Angular ngx-smart-popover open on condition

Question

Currently I have the smart popover setup like this with an additional button and shown on click. This is put in it's own component like this:

<popover-content #myPopover id="myPopover"  
   placement="bottom" [animation]="true" [closeOnClickOutside]="false" >
// Some content here
</popover-content>
<input type='button' #selectMyPopover [popover]="myPopover" class='btn'
  popoverPlacement="bottom" [popoverOnHover]="false" 
 [popoverCloseOnMouseOutside]="false" [value]='myButton'>

And then when I want to use it I include it with the component tag like this:

<app-my-popover></app-my-popover>

It's great but all examples I've found requires the usage of that additional button like this:

<input type='button'[popover]="myPopover"...

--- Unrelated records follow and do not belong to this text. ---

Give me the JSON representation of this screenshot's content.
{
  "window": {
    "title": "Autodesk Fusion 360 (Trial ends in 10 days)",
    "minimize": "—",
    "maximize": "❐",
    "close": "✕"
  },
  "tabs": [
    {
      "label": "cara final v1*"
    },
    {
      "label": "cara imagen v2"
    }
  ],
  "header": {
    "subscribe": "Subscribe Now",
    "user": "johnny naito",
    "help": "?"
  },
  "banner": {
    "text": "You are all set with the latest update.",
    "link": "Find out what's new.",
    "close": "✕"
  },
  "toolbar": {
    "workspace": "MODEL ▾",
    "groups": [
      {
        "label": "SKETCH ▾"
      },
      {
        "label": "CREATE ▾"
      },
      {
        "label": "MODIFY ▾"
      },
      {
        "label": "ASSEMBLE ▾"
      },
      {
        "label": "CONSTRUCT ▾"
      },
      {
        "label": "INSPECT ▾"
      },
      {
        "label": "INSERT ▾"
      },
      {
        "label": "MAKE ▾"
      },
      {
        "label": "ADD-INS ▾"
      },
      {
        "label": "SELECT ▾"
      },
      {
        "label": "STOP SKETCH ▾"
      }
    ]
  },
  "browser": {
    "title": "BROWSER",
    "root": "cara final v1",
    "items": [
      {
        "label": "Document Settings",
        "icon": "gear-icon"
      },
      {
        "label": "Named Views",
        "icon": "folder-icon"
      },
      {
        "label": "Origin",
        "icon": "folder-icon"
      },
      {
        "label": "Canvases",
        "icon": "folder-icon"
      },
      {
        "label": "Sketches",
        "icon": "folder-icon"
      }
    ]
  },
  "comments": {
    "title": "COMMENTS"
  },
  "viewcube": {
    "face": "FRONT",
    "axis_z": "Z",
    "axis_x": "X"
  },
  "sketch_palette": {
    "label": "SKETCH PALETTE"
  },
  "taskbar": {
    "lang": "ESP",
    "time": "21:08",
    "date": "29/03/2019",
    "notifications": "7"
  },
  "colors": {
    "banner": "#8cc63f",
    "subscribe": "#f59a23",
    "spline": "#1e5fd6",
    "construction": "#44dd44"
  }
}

I am trying to show the popover based on condition instead of having to click on that button. For example:

myMethod()
{
    if(true)
    {
        this.myPopover.open();
    }
}

is it possible to open in from the typescript in a similar way on your own instead of using the button?

Answer 1

You'll need to get a reference to the popover component in your typescript using ViewChild as following:

@ViewChild('myPopover') myPopover : PopoverContentComponent;

then you can access this reference where you want:

this.myPopover.show();

Answer 2

if you take a look at their source here there is show and hide method. Then you need to get reference to that object in your ts file by using @ViewChild as below

@ViewChild('myPopover') myPopover : PopoverContentComponent;

later you can do

this.myPopover.show();